Structural contribution of cationic groups to water sorption in anion exchange membranes: a combined DFT and MD simulation study

Abstract Water sorption heavily influences the ionic conduction and dimensional stability of anion exchange membranes (AEMs), however, it is extremely difficult to investigate the structural contributions of different cationic groups to water sorption with only experiments. Here, with the aid of density functional theory (DFT) and molecular dynamics (MD) simulations, such typical structural characteristics as π-conjugated ring and steric hindrance were extracted; and trimethylammonium (QA), 1-methylimidazolium (Im) and tris(2,4,6-trimethoxyphenyl) phosphonium (QP) were investigated as the model cations. It was found that water molecules tend to first fill into the free volume of the AEMs, while the equilibrium water content is the overall result of interchain interactions, cationic hydration, and cationic location in the hydrophilic phase.
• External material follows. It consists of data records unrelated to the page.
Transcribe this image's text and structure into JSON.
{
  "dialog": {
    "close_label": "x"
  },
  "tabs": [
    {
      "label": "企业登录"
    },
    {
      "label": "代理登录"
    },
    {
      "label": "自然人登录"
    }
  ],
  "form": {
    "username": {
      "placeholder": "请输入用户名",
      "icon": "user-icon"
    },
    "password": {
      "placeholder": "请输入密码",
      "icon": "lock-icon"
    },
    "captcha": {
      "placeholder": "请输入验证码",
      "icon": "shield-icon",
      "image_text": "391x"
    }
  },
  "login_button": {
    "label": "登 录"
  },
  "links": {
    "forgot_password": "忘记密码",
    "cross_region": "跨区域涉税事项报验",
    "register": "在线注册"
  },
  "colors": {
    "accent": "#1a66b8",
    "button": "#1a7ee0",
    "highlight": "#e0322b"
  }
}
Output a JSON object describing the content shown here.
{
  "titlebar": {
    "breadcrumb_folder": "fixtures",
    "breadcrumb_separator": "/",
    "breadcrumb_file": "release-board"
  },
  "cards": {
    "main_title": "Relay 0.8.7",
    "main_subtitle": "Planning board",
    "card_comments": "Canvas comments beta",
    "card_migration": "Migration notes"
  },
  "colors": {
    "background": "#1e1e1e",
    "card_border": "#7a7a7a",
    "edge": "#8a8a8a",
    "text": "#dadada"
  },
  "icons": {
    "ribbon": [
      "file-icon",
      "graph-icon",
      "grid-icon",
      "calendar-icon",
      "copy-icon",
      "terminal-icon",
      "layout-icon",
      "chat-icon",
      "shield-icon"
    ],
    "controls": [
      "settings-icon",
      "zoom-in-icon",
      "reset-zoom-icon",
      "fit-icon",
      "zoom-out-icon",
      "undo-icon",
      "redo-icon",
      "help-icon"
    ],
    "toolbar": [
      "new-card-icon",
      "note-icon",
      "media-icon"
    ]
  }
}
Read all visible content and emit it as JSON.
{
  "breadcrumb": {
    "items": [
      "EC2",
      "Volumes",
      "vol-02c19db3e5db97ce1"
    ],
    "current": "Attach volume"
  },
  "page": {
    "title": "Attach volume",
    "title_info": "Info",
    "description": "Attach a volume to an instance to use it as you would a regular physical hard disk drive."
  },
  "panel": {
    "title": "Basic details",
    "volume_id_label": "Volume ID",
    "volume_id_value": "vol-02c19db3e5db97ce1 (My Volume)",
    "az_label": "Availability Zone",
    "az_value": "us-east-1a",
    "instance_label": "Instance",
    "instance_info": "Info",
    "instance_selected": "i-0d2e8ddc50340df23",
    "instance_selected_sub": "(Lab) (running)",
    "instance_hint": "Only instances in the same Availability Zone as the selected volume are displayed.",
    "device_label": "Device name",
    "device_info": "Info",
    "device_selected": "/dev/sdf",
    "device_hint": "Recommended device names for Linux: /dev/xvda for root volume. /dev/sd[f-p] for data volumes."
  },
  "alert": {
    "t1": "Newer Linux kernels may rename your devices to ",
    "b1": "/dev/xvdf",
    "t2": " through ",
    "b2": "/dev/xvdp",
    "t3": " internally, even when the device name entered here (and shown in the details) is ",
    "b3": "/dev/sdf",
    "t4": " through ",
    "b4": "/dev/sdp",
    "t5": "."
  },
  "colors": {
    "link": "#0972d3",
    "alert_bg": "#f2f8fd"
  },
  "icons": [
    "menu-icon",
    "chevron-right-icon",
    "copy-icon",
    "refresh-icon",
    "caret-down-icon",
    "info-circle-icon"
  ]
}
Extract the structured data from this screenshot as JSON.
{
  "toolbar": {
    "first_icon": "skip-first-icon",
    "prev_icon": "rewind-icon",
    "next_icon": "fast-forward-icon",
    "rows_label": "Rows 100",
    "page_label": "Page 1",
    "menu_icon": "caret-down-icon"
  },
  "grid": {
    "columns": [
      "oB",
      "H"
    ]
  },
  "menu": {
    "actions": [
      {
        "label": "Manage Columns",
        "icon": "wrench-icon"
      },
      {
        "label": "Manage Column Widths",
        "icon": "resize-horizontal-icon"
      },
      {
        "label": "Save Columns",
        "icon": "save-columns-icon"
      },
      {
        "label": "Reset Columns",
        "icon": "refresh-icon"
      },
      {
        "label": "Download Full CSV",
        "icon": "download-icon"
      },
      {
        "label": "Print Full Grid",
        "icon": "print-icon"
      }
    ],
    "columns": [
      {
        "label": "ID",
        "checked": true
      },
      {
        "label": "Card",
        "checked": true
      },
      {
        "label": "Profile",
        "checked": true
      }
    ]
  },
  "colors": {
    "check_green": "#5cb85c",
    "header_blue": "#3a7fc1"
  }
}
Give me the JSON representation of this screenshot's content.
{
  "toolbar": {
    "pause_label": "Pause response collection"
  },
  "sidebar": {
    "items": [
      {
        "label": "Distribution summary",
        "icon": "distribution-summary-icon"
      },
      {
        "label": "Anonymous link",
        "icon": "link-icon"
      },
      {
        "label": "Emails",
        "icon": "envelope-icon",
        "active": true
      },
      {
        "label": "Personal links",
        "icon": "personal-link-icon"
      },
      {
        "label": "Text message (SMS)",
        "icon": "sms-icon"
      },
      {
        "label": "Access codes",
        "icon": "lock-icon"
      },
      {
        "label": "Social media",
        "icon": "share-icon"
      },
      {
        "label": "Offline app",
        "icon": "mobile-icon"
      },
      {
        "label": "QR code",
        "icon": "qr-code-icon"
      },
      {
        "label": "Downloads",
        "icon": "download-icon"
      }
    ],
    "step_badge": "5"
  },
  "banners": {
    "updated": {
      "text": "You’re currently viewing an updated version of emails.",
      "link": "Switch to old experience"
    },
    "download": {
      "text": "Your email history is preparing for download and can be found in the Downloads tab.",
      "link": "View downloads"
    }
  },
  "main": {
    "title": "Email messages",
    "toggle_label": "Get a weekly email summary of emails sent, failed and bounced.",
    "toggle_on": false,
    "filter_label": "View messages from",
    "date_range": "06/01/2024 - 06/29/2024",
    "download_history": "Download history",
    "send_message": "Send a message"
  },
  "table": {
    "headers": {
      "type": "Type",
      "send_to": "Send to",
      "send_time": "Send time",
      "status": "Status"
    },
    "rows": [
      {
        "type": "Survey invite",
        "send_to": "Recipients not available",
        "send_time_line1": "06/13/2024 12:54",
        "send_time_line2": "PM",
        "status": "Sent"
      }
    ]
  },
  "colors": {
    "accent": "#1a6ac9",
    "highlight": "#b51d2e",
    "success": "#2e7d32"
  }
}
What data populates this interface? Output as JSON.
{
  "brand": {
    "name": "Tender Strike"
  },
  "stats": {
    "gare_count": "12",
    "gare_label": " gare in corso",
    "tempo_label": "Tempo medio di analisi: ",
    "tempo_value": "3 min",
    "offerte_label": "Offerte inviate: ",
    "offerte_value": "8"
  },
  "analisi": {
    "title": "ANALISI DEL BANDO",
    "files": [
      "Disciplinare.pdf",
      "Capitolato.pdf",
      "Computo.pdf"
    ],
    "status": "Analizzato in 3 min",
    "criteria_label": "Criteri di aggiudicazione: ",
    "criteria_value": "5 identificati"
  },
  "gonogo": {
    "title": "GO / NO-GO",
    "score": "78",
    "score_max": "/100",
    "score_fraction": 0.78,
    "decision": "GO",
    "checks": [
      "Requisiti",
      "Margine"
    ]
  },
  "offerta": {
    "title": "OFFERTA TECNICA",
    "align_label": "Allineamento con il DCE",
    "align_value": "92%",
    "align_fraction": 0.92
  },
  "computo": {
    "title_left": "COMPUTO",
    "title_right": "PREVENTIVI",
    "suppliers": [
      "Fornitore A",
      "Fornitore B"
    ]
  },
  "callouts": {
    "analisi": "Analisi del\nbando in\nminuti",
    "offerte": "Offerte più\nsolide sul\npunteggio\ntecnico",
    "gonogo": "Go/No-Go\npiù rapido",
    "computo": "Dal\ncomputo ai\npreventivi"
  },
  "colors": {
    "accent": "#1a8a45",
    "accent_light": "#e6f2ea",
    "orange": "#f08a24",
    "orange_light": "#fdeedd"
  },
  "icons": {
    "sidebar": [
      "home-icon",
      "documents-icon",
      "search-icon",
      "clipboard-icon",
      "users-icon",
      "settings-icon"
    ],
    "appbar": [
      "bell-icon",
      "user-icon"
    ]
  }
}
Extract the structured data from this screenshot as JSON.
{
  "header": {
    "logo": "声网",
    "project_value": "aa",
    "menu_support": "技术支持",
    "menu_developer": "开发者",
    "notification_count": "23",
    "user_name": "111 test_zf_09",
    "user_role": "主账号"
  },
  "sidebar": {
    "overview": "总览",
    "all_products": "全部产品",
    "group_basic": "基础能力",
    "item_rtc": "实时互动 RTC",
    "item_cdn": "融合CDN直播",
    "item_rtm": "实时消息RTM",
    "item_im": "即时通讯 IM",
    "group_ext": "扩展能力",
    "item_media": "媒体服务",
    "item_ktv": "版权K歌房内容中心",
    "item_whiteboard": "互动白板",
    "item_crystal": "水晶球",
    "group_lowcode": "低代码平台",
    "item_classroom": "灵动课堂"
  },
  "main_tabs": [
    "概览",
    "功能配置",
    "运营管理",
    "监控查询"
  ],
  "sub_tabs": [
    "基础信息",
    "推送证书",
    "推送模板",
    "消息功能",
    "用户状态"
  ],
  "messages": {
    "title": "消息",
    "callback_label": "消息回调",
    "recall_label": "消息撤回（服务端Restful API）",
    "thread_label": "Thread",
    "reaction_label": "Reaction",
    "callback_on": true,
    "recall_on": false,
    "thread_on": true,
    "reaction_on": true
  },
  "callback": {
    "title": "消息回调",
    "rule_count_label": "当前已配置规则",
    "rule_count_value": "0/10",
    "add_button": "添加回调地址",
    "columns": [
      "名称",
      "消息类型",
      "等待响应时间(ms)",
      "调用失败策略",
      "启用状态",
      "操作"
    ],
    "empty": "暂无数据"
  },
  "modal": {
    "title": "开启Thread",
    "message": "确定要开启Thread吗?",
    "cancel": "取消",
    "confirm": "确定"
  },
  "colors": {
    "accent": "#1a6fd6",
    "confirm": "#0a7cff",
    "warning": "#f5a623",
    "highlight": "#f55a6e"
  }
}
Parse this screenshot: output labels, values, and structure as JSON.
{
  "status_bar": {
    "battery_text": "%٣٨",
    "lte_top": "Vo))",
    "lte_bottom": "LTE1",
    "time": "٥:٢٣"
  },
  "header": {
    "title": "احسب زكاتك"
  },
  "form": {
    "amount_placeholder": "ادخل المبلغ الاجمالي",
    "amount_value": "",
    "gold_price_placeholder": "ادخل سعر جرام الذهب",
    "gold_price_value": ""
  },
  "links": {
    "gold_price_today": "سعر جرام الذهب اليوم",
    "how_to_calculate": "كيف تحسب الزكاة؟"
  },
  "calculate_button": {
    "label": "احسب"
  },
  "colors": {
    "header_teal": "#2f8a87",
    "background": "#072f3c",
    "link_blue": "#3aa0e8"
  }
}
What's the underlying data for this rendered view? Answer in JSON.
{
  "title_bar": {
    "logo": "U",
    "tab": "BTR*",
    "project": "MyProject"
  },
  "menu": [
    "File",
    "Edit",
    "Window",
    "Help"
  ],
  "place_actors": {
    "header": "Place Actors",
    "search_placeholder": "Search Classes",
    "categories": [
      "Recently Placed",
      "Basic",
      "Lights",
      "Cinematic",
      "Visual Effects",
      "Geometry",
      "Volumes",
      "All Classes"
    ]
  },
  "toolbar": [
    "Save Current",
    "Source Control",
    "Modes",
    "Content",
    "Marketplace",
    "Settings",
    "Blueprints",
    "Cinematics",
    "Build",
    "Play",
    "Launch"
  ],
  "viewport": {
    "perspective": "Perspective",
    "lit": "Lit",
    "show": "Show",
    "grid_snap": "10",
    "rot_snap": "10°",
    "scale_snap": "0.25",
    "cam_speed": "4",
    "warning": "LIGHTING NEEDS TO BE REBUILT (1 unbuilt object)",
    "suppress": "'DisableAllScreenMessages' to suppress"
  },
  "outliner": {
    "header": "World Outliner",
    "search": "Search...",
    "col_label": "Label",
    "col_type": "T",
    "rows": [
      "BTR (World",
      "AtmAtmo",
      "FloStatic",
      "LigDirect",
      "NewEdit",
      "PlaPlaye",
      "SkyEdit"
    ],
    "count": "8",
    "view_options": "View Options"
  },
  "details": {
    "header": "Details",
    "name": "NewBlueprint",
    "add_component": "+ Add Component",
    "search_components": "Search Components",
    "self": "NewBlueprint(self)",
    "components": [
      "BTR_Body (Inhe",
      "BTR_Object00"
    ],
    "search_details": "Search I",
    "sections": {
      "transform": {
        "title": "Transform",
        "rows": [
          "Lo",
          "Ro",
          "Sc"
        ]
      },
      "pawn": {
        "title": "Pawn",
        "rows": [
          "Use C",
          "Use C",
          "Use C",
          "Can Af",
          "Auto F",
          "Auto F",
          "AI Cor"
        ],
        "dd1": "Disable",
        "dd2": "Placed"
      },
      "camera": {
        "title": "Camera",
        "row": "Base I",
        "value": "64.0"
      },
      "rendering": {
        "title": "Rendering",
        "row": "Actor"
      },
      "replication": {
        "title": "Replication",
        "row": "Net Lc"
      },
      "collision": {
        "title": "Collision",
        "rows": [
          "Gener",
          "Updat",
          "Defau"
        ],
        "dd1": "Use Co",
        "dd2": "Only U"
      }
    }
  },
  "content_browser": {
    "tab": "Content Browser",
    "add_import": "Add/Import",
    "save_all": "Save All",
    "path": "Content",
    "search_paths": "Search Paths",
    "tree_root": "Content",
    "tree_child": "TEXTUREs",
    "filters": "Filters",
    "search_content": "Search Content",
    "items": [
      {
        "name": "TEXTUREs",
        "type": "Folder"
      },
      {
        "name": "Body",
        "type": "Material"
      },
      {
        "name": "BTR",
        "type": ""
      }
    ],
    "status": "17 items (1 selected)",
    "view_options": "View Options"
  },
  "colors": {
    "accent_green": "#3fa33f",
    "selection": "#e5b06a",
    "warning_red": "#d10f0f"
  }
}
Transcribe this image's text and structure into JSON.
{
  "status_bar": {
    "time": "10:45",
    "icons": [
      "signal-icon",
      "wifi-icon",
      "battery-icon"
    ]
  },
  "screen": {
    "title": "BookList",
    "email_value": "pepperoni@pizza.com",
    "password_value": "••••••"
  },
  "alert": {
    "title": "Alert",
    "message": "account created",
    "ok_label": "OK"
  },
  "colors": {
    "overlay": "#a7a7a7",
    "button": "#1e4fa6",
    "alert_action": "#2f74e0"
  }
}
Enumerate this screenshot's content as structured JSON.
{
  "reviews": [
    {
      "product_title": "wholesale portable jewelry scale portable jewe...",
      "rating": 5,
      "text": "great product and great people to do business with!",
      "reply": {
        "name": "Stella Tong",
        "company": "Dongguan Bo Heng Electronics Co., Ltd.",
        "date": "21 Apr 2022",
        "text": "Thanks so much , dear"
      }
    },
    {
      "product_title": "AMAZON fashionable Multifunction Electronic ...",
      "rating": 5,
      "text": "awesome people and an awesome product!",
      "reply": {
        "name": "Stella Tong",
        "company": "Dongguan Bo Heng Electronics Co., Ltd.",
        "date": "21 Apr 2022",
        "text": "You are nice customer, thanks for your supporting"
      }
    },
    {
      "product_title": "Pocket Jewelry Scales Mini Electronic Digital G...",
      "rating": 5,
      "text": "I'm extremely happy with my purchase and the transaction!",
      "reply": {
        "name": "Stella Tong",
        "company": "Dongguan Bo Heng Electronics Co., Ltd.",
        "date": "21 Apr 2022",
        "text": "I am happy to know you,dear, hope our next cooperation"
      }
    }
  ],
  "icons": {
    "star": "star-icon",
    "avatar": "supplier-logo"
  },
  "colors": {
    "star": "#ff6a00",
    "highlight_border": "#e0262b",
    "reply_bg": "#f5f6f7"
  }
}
The interchain interactions (Im > QA > QP) are enhanced by the π-conjugated ring but weakened by the steric hindrance, whereas the cationic hydrations (QA > Im > QP) are reduced by the π-conjugation and steric effects. Accordingly, schematics of the water sorption mechanism and hydrophilic channel morphology are proposed to clarify the impact of cationic structural features on ion conductivity.